4) individuele karakter­trekken die een rol spelen bij zelf­ontwikkeling of zelf­wording (svabhāva);

5) evolutie en involutie (pravritti en nivritti);

6) de twee paden (amritayana, het pad van de bodhisattva, en pratyekayana, het pad van bevrijding voor zichzelf alleen) en ten slotte . . .

7) de kennis van het goddelijke zelf en hoe de Ene de vele wordt (atma-vidya).

Jyotis

(San­skriet) Jyotis [van de werkwoordstam jyut schijnen]
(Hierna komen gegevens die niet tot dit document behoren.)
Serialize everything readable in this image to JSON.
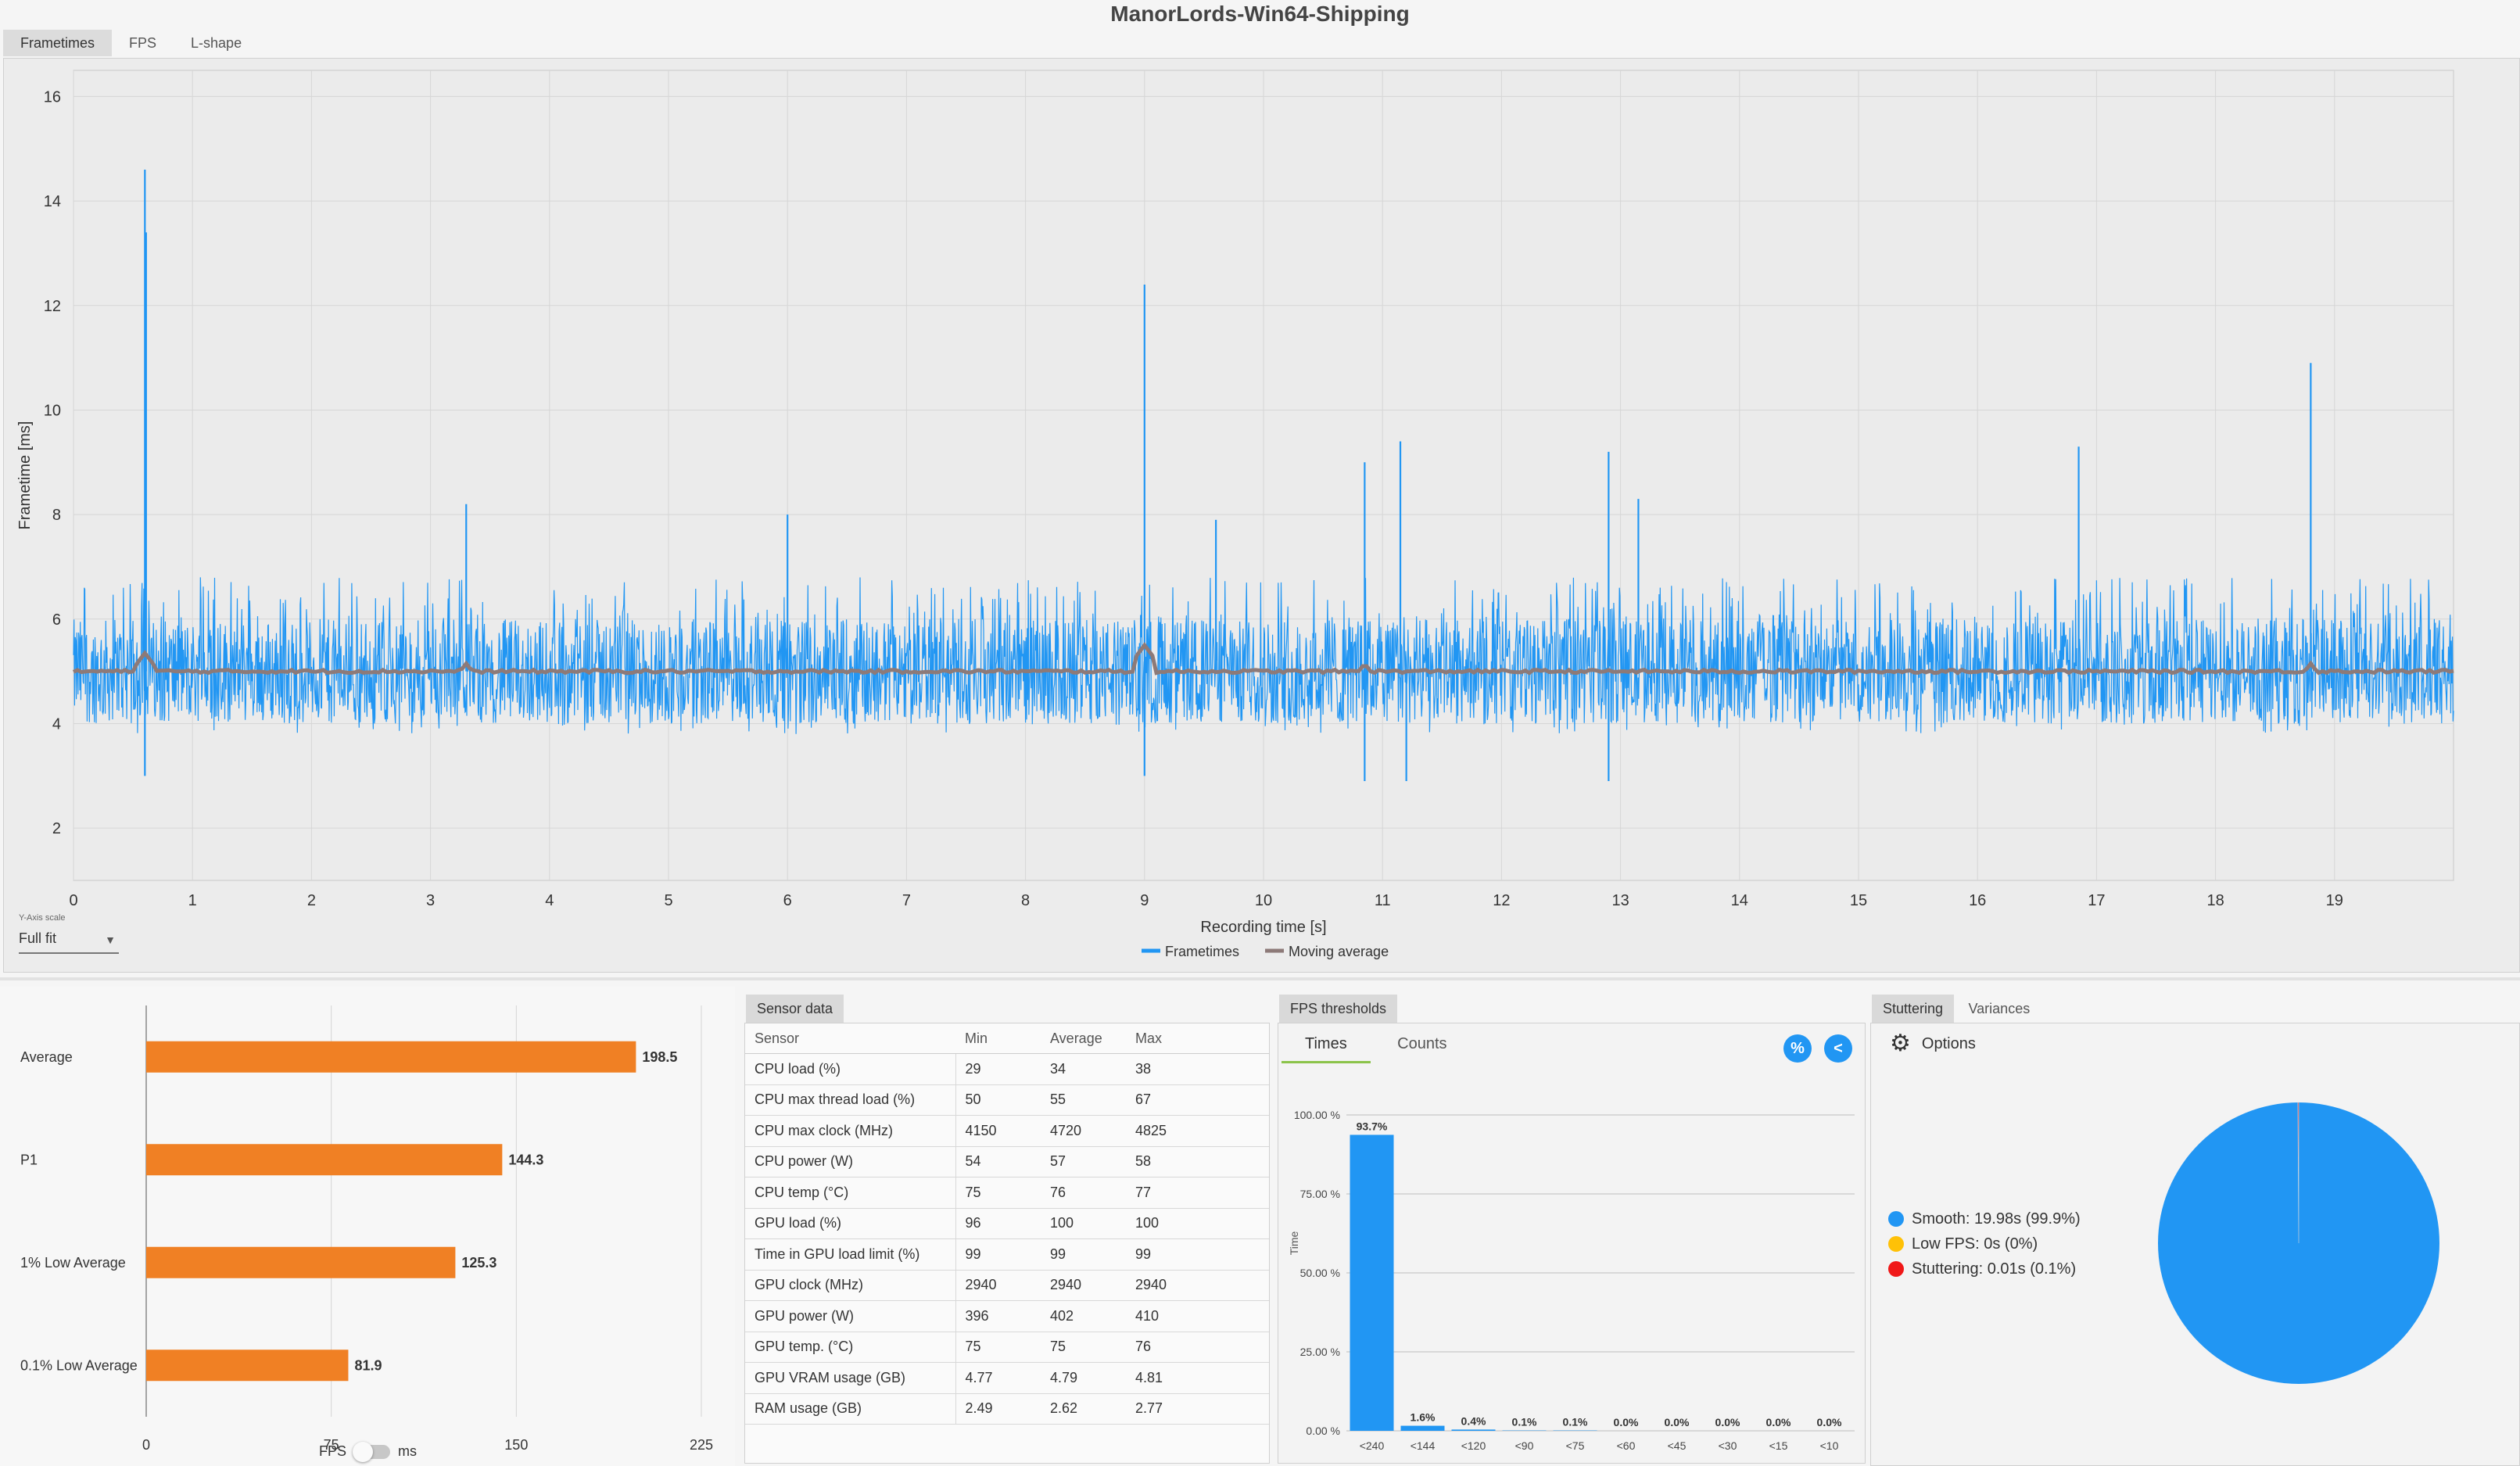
{
  "app_title": "ManorLords-Win64-Shipping",
  "main_tabs": [
    "Frametimes",
    "FPS",
    "L-shape"
  ],
  "y_axis_scale": {
    "label": "Y-Axis scale",
    "value": "Full fit"
  },
  "colors": {
    "frametimes": "#2196f3",
    "moving_average": "#8d7a78",
    "bars": "#f08024",
    "smooth": "#2196f3",
    "low_fps": "#ffc107",
    "stuttering": "#f01818"
  },
  "chart_data": [
    {
      "type": "line",
      "title": "",
      "xlabel": "Recording time [s]",
      "ylabel": "Frametime [ms]",
      "xlim": [
        0,
        20
      ],
      "ylim": [
        1,
        16.5
      ],
      "x_ticks": [
        "0",
        "1",
        "2",
        "3",
        "4",
        "5",
        "6",
        "7",
        "8",
        "9",
        "10",
        "11",
        "12",
        "13",
        "14",
        "15",
        "16",
        "17",
        "18",
        "19"
      ],
      "y_ticks": [
        "2",
        "4",
        "6",
        "8",
        "10",
        "12",
        "14",
        "16"
      ],
      "grid": true,
      "legend": "bottom-center",
      "series": [
        {
          "name": "Frametimes",
          "baseline": 5.0,
          "typical_range": [
            3.8,
            6.8
          ],
          "spikes": [
            [
              0.6,
              14.6
            ],
            [
              0.61,
              13.4
            ],
            [
              0.6,
              3.0
            ],
            [
              3.3,
              8.2
            ],
            [
              6.0,
              8.0
            ],
            [
              9.0,
              12.4
            ],
            [
              9.0,
              3.0
            ],
            [
              9.6,
              7.9
            ],
            [
              10.85,
              9.0
            ],
            [
              11.15,
              9.4
            ],
            [
              10.85,
              2.9
            ],
            [
              11.2,
              2.9
            ],
            [
              12.9,
              9.2
            ],
            [
              12.9,
              2.9
            ],
            [
              13.15,
              8.3
            ],
            [
              16.85,
              9.3
            ],
            [
              18.8,
              10.9
            ]
          ]
        },
        {
          "name": "Moving average",
          "baseline": 5.0,
          "bumps": [
            [
              0.6,
              5.35
            ],
            [
              3.3,
              5.15
            ],
            [
              9.0,
              5.5
            ],
            [
              10.85,
              5.15
            ],
            [
              18.8,
              5.15
            ]
          ]
        }
      ],
      "legend_entries": [
        "Frametimes",
        "Moving average"
      ]
    },
    {
      "type": "bar",
      "orientation": "horizontal",
      "categories": [
        "Average",
        "P1",
        "1% Low Average",
        "0.1% Low Average"
      ],
      "values": [
        198.5,
        144.3,
        125.3,
        81.9
      ],
      "x_ticks": [
        "0",
        "75",
        "150",
        "225"
      ],
      "xlim": [
        0,
        225
      ],
      "toggle": {
        "left": "FPS",
        "right": "ms"
      }
    },
    {
      "type": "bar",
      "categories": [
        "<240",
        "<144",
        "<120",
        "<90",
        "<75",
        "<60",
        "<45",
        "<30",
        "<15",
        "<10"
      ],
      "values": [
        93.7,
        1.6,
        0.4,
        0.1,
        0.1,
        0.0,
        0.0,
        0.0,
        0.0,
        0.0
      ],
      "value_labels": [
        "93.7%",
        "1.6%",
        "0.4%",
        "0.1%",
        "0.1%",
        "0.0%",
        "0.0%",
        "0.0%",
        "0.0%",
        "0.0%"
      ],
      "ylabel": "Time",
      "ylim": [
        0,
        100
      ],
      "y_ticks": [
        "0.00 %",
        "25.00 %",
        "50.00 %",
        "75.00 %",
        "100.00 %"
      ]
    },
    {
      "type": "pie",
      "categories": [
        "Smooth",
        "Low FPS",
        "Stuttering"
      ],
      "values": [
        99.9,
        0,
        0.1
      ]
    }
  ],
  "sensor_panel": {
    "tab": "Sensor data",
    "columns": [
      "Sensor",
      "Min",
      "Average",
      "Max"
    ],
    "rows": [
      [
        "CPU load (%)",
        "29",
        "34",
        "38"
      ],
      [
        "CPU max thread load (%)",
        "50",
        "55",
        "67"
      ],
      [
        "CPU max clock (MHz)",
        "4150",
        "4720",
        "4825"
      ],
      [
        "CPU power (W)",
        "54",
        "57",
        "58"
      ],
      [
        "CPU temp (°C)",
        "75",
        "76",
        "77"
      ],
      [
        "GPU load (%)",
        "96",
        "100",
        "100"
      ],
      [
        "Time in GPU load limit (%)",
        "99",
        "99",
        "99"
      ],
      [
        "GPU clock (MHz)",
        "2940",
        "2940",
        "2940"
      ],
      [
        "GPU power (W)",
        "396",
        "402",
        "410"
      ],
      [
        "GPU temp. (°C)",
        "75",
        "75",
        "76"
      ],
      [
        "GPU VRAM usage (GB)",
        "4.77",
        "4.79",
        "4.81"
      ],
      [
        "RAM usage (GB)",
        "2.49",
        "2.62",
        "2.77"
      ]
    ]
  },
  "thresholds_panel": {
    "tab": "FPS thresholds",
    "subtabs": [
      "Times",
      "Counts"
    ],
    "percent_button": "%",
    "back_button": "<"
  },
  "stutter_panel": {
    "tabs": [
      "Stuttering",
      "Variances"
    ],
    "options_label": "Options",
    "legend": [
      "Smooth:  19.98s (99.9%)",
      "Low FPS:  0s (0%)",
      "Stuttering:  0.01s (0.1%)"
    ]
  }
}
Licht (van de zon, ochtendgloren, vuur, bliksem); helderheid (van de hemel); ook vermenselijkt licht; de zon en maan. Als meervoud de planeten en de sterren. Maar ook het spirituele licht als het goddelijke beginsel van leven of bron van begripsvermogen (vooral wanneer het is gebruikt met paurusha — mens). In de Purāṇa’s is hij een van de zeven prajapati’s.

Jyotisham-jyotis (het licht van lichten) staat in de Upanishads voor de allerhoogste geest of de hiërarch van onze zonnehiërarchie.

Jyotisha

(San­skriet) Jyotiṣa [van de werkwoordstam jyut schijnen]
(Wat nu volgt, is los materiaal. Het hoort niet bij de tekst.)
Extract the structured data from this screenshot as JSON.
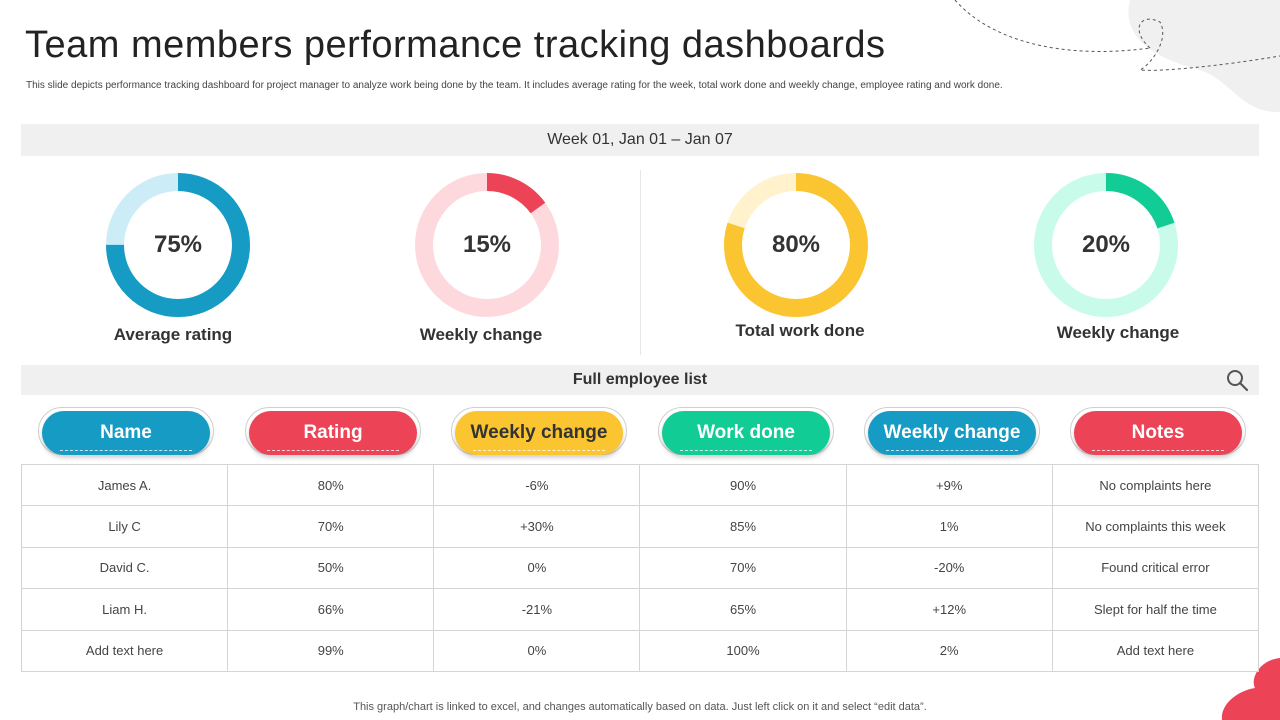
{
  "header": {
    "title": "Team members performance tracking dashboards",
    "subtitle": "This slide depicts performance tracking dashboard for project manager to analyze work being done by the team. It includes average rating for the week, total work done and weekly change, employee rating and work done."
  },
  "week_label": "Week 01, Jan 01 – Jan 07",
  "gauges": [
    {
      "value_label": "75%",
      "value": 75,
      "label": "Average rating",
      "color": "#159bc4",
      "track": "#ccedf8"
    },
    {
      "value_label": "15%",
      "value": 15,
      "label": "Weekly change",
      "color": "#ec4356",
      "track": "#fdd9de"
    },
    {
      "value_label": "80%",
      "value": 80,
      "label": "Total work done",
      "color": "#fbc531",
      "track": "#fff2cc"
    },
    {
      "value_label": "20%",
      "value": 20,
      "label": "Weekly change",
      "color": "#12cc95",
      "track": "#c9fbeb"
    }
  ],
  "employee_list": {
    "title": "Full employee list",
    "search_icon": "search-icon",
    "columns": [
      {
        "label": "Name",
        "color": "#159bc4"
      },
      {
        "label": "Rating",
        "color": "#ec4356"
      },
      {
        "label": "Weekly change",
        "color": "#fbc531"
      },
      {
        "label": "Work done",
        "color": "#12cc95"
      },
      {
        "label": "Weekly change",
        "color": "#159bc4"
      },
      {
        "label": "Notes",
        "color": "#ec4356"
      }
    ],
    "rows": [
      [
        "James A.",
        "80%",
        "-6%",
        "90%",
        "+9%",
        "No complaints here"
      ],
      [
        "Lily C",
        "70%",
        "+30%",
        "85%",
        "1%",
        "No complaints this week"
      ],
      [
        "David  C.",
        "50%",
        "0%",
        "70%",
        "-20%",
        "Found critical error"
      ],
      [
        "Liam H.",
        "66%",
        "-21%",
        "65%",
        "+12%",
        "Slept for half the time"
      ],
      [
        "Add text here",
        "99%",
        "0%",
        "100%",
        "2%",
        "Add text here"
      ]
    ]
  },
  "footer": "This graph/chart is linked to excel, and changes automatically based on data. Just left click on it and select “edit data”."
}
Een astronoom. Als een onzijdig zelfstandig naamwoord astronomie, ook wel jyotisha-vidya genoemd. Een naam voor de astrologie van de hindoes. Ook de naam van een van de zes Vedanga’s (delen van de Veda’s), een korte verhandeling met aanwijzingen voor het vaststellen van de dagen en uren voor Vedische offerandes.

Jyotisham

(San­skriet) Ook Jyotch of JyotisJyotiṣām-jyotis

Licht van lichten. Een frase in de Upanishads om de allerhoogste geest of Brahman te beschrijven (TG 166; BCW 4:580).

Jyotsna

(San­skriet) Jyotsnā [van de werkwoordstam jyut schijnen]

Maanlicht, of een door de maan verlichte nacht. Ook een van de lichamen die Brahman heeft aangenomen, een van de 16 kala’s (delen of afdelingen van de maan). Als meervoud: lichten of schitteringen, met een bijzondere verwijzing naar de aanwezige straling van hemellichamen.